Answers to some of those questions are likely to emerge over the next year. The Iraq Inquiry -- whose five members are drawn from the House of Lords, Parliament's upper house -- will take evidence from dozens of key witnesses, including politicians, diplomats, military commanders and spy agency bosses. The panel's findings will be published in late 2010 or early 2011.
The real stars of the inquiry, former Prime Minister Tony Blair and his successor, Gordon Brown, will appear before the committee early next year. The Iraq invasion is as politically linked to Blair in Britain as it is to the administration of President George W. Bush in the U.S. Many Britons believe Blair exaggerated the threat posed by Iraq's weapons of mass destruction to win support for the war, which cost the lives of 179 British soldiers; polls show that 60 percent of the British public think the invasion was a mistake.
Then Prime Minister Tony Blair visiting British troops in Iraq in 2006.
But as the first public hearing commenced on Tuesday, inquiry head Sir John Chilcot warned that his committee had not been set up to assign blame, but to explain how similar mistakes could be avoided in the future. "We are not a court," he said. "No one is on trial. But I make a commitment here that once we get to our final report, we will not shy away from making criticisms where they are warranted. [We will be] thorough, rigorous, fair and frank."
The panel's lack of legal power has already led some in the anti-war lobby to declare the inquiry a "whitewash." Simon Jenkins, a commentator with British newspaper The Guardian, observed that the panel cannot deliver the one thing many opponents of the Iraq invasion have long demanded: the trial of Blair on war crimes charges. "[They say] Blair must be hung, drawn and quartered," he wrote. "[The public] clamors not for facts but for retribution for the Iraq war." In an editorial, the Times of London came to a similar conclusion: "It is increasingly obvious that some zealots will hold all such inquiries tainted until and unless they arrive at the 'right' answer concerning Mr. Blair's supposed abuse of power."

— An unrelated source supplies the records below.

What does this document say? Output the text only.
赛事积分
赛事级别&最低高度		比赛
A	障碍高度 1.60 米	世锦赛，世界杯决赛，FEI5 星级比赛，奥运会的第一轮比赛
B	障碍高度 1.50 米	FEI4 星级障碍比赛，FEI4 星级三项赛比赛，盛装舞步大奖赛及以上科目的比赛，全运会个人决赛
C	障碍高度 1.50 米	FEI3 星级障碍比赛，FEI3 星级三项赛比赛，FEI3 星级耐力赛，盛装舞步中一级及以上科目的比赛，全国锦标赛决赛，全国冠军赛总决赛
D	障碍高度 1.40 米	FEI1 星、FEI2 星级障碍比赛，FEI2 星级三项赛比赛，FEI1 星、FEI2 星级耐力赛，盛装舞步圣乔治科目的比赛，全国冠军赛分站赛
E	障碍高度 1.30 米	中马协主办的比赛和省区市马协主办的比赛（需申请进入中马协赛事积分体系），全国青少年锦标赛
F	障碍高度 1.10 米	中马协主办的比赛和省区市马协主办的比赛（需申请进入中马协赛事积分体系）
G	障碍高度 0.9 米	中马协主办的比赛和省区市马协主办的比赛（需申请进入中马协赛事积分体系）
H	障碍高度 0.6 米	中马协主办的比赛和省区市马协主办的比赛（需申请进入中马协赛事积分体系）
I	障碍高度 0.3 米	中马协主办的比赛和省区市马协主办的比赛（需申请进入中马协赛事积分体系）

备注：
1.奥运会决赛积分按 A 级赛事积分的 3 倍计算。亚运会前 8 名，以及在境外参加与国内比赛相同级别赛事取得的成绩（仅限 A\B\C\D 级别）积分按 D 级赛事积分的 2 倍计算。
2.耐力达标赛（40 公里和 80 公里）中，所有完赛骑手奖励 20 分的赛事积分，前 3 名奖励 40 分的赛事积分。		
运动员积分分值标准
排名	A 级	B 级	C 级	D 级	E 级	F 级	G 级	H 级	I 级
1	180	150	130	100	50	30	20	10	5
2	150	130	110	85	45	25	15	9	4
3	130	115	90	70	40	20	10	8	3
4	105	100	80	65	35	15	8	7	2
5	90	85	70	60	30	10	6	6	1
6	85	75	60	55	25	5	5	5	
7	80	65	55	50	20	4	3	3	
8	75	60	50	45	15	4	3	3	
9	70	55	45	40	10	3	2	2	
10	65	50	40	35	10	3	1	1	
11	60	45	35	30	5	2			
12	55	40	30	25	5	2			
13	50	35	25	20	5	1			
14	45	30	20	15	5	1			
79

Despite the heated language in the British media, the inquiry's opening day was a rather tame affair. The first three witnesses, former Defense Ministry and Foreign Office mandarins, fielded questions from the panel on the U.S. and Britain's stance on Iraq before and after the 9/11 attacks. Most interestingly, William Patey, ex-head of the Foreign Office's Middle East department, revealed that as early as February 2001, "We were aware of these drumbeats in Washington [calling for the overthrow of Saddam Hussein] and internally we discussed it. Our policy was to stay away from that. ... We didn't think that Saddam was a good thing and it would be great if he went, but we didn't have a policy for getting rid of him."
Ultimately, this measured method of evidence collection could, as the Guardian newspaper said on Monday, help "heal the wounds of war." But for Rose Gentle and others who lost family members in Iraq, the inquiry will succeed if it stops the country "from entering another illegal war, so that other parents won't have to experience my pain."